Midnatt—which can be translated as “middle of the night’ in Swedish or “bare face” in Korean—marks the first collaboration between one of Hybe’s labels and Hybe IM, its interactive media arm. For the project, the two used the tech of Supertone, an AI voice synthesis company that Hybe acquired last year for $36 million. The brainchild of language processing and machine learning expert Lee Kyogu, Supertone is capable of accurately reproducing a singer’s voice while also enabling a host of adjustments.
Supertone’s “technology not only offers a variety of voice synthesis options but also allows for precise adjustments to each element that constitute a ‘voice,’” says the track’s producer, Hitchhiker, aka Choi Jin-woo. To ensure the multilingual tracks sound like they’re being sung by a native speaker, Midnatt recorded the track singing in all six languages. Hitchhiker then used Supertone’s technology to synthesize those vocals with recordings of native-speaking narrators in each language.
Supertone’s capabilities even contributed to Midnatt being able to feature on his own track in a woman’s voice, which was designed based on his voice elements. It’s something that Choi says few existing tools are able to do while still maintaining vocal clarity. “Supertone’s tool can produce high-quality content with close to zero errors compared to other tools that often produce distorted sound according to the range of pitch,” he says.
Using Supertone to launch a new K-pop artist globally, and in his “own” voice, is a natural move for Hybe. The company is one of the driving forces behind K-pop’s worldwide fanbase. BTS’s legions of worldwide fans, known collectively as ARMY, number in the tens of millions (at least). Hybe’s new girl group NewJeans, which debuted less than a year ago, just became the fastest K-pop group to hit 1 billion streams on Spotify. Finding K-pop artists who can speak—and sing—to these global fans in their own languages is a growing priority.
With BTS taking a temporary break as a group while its members begin fulfilling their mandatory military service® in South Korea, Hybe chairman Bang Si-Hyuk is looking even further ahead. “I have long doubted that the entities that create and produce music will remain human,” he told Billboard in a recent interview. “I don’t know how long human artists can be the only ones to satisfy human needs and human tastes. And that’s becoming a key factor for my operation and a strategy for Hybe.”
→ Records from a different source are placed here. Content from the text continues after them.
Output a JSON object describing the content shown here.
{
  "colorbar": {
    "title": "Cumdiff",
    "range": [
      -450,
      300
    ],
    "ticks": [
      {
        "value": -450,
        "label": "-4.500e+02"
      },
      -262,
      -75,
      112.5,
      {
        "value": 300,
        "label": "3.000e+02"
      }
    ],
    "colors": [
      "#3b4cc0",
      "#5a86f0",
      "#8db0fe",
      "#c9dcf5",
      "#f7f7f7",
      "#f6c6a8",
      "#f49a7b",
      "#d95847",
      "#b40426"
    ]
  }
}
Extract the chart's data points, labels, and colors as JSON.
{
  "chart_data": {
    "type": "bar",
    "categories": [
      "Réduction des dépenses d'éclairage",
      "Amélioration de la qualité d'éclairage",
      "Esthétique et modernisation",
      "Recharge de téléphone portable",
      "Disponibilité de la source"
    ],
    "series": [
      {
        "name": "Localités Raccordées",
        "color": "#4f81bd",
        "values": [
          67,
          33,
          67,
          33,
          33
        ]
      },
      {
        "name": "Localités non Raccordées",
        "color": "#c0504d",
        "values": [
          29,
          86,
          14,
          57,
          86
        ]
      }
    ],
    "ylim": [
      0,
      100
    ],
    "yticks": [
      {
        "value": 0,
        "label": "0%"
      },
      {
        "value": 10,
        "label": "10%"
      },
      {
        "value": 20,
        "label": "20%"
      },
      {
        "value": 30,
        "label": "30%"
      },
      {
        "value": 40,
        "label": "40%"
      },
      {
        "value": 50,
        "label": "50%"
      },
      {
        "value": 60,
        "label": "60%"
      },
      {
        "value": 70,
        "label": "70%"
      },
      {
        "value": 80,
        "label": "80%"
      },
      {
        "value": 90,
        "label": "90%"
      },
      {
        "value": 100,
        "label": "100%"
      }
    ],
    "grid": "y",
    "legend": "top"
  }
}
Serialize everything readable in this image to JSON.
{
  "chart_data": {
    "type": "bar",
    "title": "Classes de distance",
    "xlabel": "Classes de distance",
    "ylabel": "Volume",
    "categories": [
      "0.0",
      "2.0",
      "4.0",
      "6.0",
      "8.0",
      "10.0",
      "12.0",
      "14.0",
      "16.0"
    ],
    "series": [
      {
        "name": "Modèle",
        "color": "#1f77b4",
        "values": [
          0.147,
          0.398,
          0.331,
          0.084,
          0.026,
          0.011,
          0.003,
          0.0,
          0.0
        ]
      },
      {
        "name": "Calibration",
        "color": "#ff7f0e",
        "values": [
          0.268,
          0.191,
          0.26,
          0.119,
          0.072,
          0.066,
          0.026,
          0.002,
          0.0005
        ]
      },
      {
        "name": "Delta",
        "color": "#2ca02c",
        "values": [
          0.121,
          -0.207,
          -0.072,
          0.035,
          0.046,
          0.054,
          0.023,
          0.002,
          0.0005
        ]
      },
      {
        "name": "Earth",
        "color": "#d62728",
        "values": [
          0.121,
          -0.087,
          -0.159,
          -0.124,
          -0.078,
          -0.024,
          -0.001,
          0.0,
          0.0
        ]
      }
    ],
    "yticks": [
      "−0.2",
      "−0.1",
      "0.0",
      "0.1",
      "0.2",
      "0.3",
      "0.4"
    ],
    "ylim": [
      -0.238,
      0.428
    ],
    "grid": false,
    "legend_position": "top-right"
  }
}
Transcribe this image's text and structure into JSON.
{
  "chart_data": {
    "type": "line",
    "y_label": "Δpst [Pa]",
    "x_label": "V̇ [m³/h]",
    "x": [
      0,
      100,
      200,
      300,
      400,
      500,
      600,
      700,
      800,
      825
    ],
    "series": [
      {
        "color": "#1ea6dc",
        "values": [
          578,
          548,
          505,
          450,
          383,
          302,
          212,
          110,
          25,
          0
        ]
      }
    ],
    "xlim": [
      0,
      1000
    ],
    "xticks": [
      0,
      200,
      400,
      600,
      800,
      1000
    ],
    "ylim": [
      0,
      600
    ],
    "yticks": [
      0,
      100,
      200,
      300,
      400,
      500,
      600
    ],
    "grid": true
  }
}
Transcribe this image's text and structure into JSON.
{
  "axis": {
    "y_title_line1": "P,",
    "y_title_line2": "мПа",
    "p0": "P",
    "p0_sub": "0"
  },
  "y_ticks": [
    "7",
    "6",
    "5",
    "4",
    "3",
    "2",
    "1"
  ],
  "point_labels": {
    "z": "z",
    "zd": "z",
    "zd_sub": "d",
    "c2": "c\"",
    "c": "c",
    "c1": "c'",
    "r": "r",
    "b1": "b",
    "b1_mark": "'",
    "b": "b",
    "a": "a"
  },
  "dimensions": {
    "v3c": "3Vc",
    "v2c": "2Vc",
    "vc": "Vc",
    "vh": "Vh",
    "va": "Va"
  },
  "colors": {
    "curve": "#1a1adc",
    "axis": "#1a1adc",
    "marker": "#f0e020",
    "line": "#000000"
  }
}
Despite the utility for labels and artists to tailor songs to audiences, AI voice synthesis tools like Supertone’s have been under increasing scrutiny as a growing number of unsanctioned songs replicating famous voices have hit the internet. A recent AI dupe of Drake and The Weeknd, called “Heart on My Sleeve,” amassed 10 million views on TikTok and a quarter-million Spotify streams in a few days before Universal Media Group, the label that represents both artists, got it scrubbed for copyright infringement.
Lee says Supertone doesn’t allow its tech to be used by the general public and ensures that anyone whose voice is being synthesized has signed off on it. He also says Supertone is exploring a way to discern real voices from synthetic ones. “Although this is a highly challenging endeavor,” he says, “we are committed to enhancing our existing detection algorithm for application in real-world situations.”
As for Midnatt, he’s excited to be part of Hybe’s AI moonshot program: “I’ve been in the music industry for a while now, and hope that my take on this challenge would leave a meaningful impact on fellow artists just as Neil Armstrong’s journey left a lasting impression.”